French socialist: ‘There will be no honeymoon for Macron’

Denis Godard, a member of the New Anti-capitalist Party (NPA) in France, spoke at the SWP’s Marxism 2017 festival in London on Macron and the political situation in France. Below is a copy of his speech.

Let me begin by breaking the hype about President Emmanuel Macron, who has portrayed himself as different to other French politicians.

Macron is not a new figure. As is well known he has been a banker and a Minister of the Economy.

Macron is not clean. In just a few weeks three key ministers have had to leave the government because of corruption. And the current Minister of Labour is under attack as well.

Macron is not soft. He plans to sack more than 100,000 workers in public services and introduce a new labour law already labelled as an “XXL labour law”. Politically he is not particularly “liberal”. He has already announced a new “anti-terrorist” law strengthening the state and the police and, symbolically, invited Trump to the military parade on the 14 July.

But most of all, Macron is not strong. His regime is the most unstable since the beginning of the Fifth French Republic in 1958.

Yes he won a landslide victory at the parliamentary elections with 370 MPs out of 577. But his candidates got only 16 per cent of the registered voters in the first round. In the second round the abstention rate broke every record. It is estimated that less than one people in every four people over 18 living in France, either registered voters, non-registered or foreigners, expressed a choice for one of the candidates.

And that is to say nothing about the lack of cohesion of his newly formed party and parliamentary group.

The lack of legitimacy of Macron and the wider political system is a result of the economic crisis which has seen French capitalism’s position in the global market weakened in the last ten years, compared to the other developed countries.

It should be a warning for all of us that, in this context, a fascist party, the National Front, got 11 million votes in the second round of the elections.

Strikes and mass movements

But if the political crisis and instability are real, the growth of fascism is not an inevitability. Because there is another side of the instability in France, which is the high level of working class combativity.

Everybody knows about the big movement of last year, not only the national days of strikes and demonstrations against the new work law but the occupied squares and the Nuit Debout movement as well, demonstrations, confrontations with the police, and political radicalization.

This didn’t stop during the election campaign this year. One of our comrades estimated that from the end of January to the end of March there were one million strike days, mainly local strikes, often invisible in the national media, but an unprecedented level during an electoral campaign.

There was a big audience for the movements against police brutality around the case of a young black man, Adama, killed by the police last July. This took new momentum after another young man, Theo, was raped by the police in February. After the destruction of the refugee camp in Calais, the refugees were moved to different locations, but this spread the movement of solidarity all over the country. And these movement against police brutality and racism converged in a 15,000 strong demonstration in Paris on 19 march. Again this was a huge achievement in an election period.

And there were two other significant events. The first was the big movement of rebellion in the French colony of Guyana that ultimately won after some weeks against the French state. One demonstration gathered 10 per cent of the population! That is the equivalent of a 6 million-strong demonstration in France!

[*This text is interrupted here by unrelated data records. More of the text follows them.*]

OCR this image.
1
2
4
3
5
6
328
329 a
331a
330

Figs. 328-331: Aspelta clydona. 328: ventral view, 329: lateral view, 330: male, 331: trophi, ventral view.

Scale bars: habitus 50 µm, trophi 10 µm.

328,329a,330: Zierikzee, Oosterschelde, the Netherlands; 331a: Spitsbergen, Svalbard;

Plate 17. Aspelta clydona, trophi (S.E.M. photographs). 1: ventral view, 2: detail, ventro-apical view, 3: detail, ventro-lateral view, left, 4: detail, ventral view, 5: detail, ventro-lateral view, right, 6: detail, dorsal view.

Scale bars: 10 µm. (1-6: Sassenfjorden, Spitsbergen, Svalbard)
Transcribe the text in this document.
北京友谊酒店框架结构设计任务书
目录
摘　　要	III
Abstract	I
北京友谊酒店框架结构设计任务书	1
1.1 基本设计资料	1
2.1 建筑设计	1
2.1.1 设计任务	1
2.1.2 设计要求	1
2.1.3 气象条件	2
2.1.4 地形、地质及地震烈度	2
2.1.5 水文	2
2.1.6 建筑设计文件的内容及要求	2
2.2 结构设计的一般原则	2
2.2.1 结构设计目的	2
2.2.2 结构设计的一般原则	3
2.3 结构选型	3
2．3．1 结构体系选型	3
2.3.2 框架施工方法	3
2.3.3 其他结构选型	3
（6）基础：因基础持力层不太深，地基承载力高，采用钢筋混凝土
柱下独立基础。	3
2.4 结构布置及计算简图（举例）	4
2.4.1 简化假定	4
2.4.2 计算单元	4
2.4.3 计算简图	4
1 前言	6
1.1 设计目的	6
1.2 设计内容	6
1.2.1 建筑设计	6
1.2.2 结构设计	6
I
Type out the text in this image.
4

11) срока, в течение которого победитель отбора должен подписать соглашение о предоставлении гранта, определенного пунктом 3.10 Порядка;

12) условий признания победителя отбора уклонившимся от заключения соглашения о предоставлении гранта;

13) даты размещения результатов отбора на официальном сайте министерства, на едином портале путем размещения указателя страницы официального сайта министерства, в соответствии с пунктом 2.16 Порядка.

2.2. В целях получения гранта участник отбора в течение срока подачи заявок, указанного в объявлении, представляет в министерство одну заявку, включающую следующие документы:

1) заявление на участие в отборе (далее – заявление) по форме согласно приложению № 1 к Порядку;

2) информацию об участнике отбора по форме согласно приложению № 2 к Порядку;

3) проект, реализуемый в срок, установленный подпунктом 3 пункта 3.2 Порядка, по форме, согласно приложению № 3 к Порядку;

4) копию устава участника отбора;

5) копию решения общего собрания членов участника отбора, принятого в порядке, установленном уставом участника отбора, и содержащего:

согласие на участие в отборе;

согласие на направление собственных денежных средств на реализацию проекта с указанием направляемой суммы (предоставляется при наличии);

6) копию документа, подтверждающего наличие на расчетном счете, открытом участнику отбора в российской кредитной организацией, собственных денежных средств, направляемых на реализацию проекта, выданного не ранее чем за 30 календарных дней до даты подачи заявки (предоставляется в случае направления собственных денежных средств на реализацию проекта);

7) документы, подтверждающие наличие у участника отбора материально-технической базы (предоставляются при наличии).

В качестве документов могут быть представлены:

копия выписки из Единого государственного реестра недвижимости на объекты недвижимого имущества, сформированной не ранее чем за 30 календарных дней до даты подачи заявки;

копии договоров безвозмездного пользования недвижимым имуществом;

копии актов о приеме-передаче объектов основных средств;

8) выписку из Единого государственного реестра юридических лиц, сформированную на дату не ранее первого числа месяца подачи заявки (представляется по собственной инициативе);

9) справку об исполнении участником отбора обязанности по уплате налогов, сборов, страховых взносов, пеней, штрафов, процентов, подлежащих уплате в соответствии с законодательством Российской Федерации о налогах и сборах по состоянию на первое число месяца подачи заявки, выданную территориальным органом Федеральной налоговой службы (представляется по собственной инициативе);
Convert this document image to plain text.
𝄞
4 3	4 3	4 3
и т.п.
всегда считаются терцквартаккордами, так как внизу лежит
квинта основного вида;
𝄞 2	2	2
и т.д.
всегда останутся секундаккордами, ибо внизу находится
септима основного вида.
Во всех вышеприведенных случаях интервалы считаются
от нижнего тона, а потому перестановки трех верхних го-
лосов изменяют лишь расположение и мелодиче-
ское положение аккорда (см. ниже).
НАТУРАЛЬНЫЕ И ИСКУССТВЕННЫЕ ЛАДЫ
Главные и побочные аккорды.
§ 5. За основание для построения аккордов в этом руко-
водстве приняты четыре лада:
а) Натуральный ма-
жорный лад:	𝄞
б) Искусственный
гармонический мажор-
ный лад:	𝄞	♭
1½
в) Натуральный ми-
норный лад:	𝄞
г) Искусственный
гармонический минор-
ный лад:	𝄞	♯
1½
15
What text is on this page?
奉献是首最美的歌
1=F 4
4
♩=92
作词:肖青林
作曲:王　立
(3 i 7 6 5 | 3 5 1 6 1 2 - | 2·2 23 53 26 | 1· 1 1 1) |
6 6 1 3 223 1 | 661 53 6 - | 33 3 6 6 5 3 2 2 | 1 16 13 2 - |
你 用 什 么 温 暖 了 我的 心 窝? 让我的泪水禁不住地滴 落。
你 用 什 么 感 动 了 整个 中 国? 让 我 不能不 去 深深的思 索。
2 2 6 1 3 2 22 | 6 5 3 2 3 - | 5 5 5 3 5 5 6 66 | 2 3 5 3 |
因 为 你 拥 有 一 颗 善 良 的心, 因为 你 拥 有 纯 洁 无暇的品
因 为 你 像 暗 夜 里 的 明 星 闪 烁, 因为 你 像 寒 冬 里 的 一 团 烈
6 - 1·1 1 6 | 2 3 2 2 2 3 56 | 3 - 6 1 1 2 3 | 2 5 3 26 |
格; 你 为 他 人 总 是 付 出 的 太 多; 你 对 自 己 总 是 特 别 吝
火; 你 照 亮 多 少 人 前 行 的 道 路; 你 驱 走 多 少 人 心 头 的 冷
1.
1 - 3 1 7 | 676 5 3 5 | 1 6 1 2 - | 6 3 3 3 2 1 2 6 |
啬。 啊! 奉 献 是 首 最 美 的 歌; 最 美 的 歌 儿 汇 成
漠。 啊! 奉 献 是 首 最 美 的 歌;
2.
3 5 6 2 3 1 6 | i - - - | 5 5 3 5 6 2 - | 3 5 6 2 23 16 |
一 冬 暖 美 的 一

The second event, less massive, but politically significant, is the fact that there were demonstrations from mainly young activists against National Front meetings during the campaign of thousands in Nantes, Bordeaux and Paris. In Corsica young activists stormed a National Front meeting to disrupt it.

The seven million votes and mass street meetings organised by Jean-Luc Melenchon’s election campaign also partly expressed the radicalization through a radical left-wing stance against austerity.

All this means there will be no honeymoon for Macron: the pressure on the trade union leadership and the CGT has seen them call a new national day of strikes and demonstrations on the 12 September.

Melenchon and the left

The big weakness in the situation is the state of the organised left. The crisis of the Socialist Party is good news. Even their candidate in the presidential election, Benoît Hamon, has decided to leave the party to build his own movement.

The big man in the left is now Jean-Luc Melenchon. But there are serious problems with him, organisationally and politically.

In the process of his campaign he weakened the political organisations that previously supported him by setting up a new, very top-down kind of movement around himself. And politically he nearly dropped references to class struggle for appeals to nationalism, even claiming he was a patriot and arguing that the only solution for refugees was for them to stay at home, since France could not welcome them. Significantly, he dropped the use of red flags and the Internationale from his meetings for the French flag and the French national anthem.

The issue of building class unity is vital in a country where one third of the working class is either black or Arab. This means taking a clear stand against racism, against islamophobia, police brutality and in full solidarity with refugees, not only in theory but through action as well.

France is an example of the instability, deepening political crisis and class confrontations that are becoming common features in many countries. This situation creates huge dangers but also huge opportunities for revolutionaries and the left.